How many Navy Medical personnel were honored for their actions?

Two Navy physicians and two corpsmen were awarded the Navy Cross for their actions during the attack. One Navy dentist posthumously received the Navy and Marine Corps Medal (Lt. Cmdr. Hugh Alexander, USS Oklahoma). Commendation ribbons were awarded to three Navy dentists, two hospital corps officers, 45 hospital corpsmen, one nurse, and 27 physicians.

Footnotes:

(1)  Naval Medical Hospitals in 1941:

CONUS: Annapolis, MD, Bremerton, WA, Brooklyn, NY, Charleston, SC, Chelsea, MA, Corpus Christi, TX, Great Lakes, IL, Jacksonville, FL, Mare Island, CA, Newport, RI, Parris Island, SC, Pensacola, FL, Philadelphia, PA, Portsmouth, VA, Portsmouth, NH, Quantico, VA, San Diego, CA, Washington, DC. OCONUS: Cañacao, the Philippines (until 10 December 1941), Pearl Harbor (Territory of Hawaii) and Mobile Hospital # 1 in Guantanamo Bay, Cuba. Largest Navy Hospitals in December 1941:  San Diego, CA (1,360 beds), Portsmouth, VA (1,199 beds), Mare Island, CA (676 beds), and Philadelphia, PA (643 beds).

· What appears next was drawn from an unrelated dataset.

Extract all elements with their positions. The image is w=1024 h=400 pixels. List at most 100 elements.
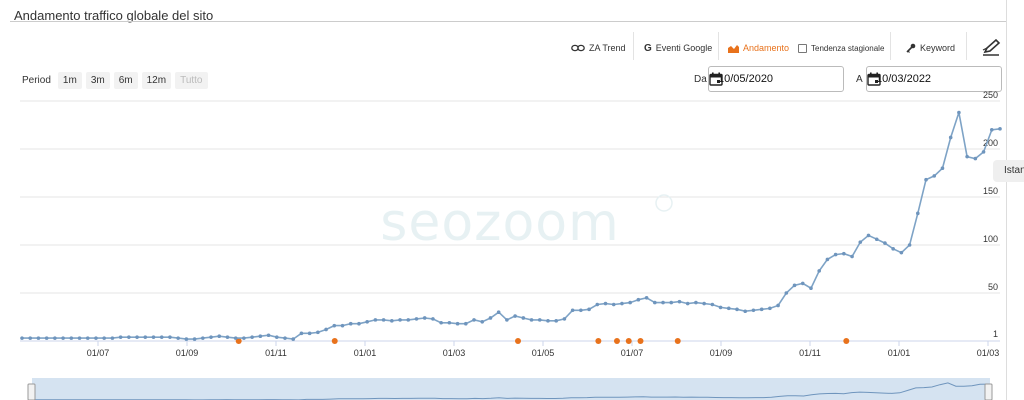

(2)  Laboratory building and animal lab damaged and vacant Chief Petty Officer quarters were destroyed by a crashing Japanese plane.

(3)  Solace was commissioned on 29 July 1941. The other hospital ship in commission at the time was USS Relief (AH-1)

Sources:

BUMED. The History of the Medical Department if the United States Navy in World War II: A Narrative and Pictorial Volume. Navmed P-5031. Volume 1. Washington, DC: GPO. 1953

BUMED. The History of the Medical Department if the United States Navy in World War II: A Compilation of the Killed, Wounded and Decorated Personnel. Navmed P-5021. Volume 1. Washington, DC: GPO. 1953

BUMED. The History of the Medical Department if the United States Navy in World War II: The Statistics of Diseases and Injuries. Navmed P-1318. Volume 3. Washington, DC: GPO. 1953

BUMED Administrative History Section. U.S. Navy Medical Department Administrative History, 1941-1945. Vol 1: Narrative History, Chapters I-VIII. 1946 (Unpublished).

Herman, Jan. Battle Station Sick Bay: Navy Medicine in World War II.  Annapolis, MD: Naval Institute Press. 1997

Patton, Ken. History of Navy Hospitals. “Pearl Harbor.” (Unpublished). BUMED Archives.

Ravdin, I.S. and Perrin H. Long. Some Observations on the Casualties at Pearl Harbor. United States. Naval Medical Bulletin. Washington, DC: GPO. Vol. XL. April 1942. No. 2.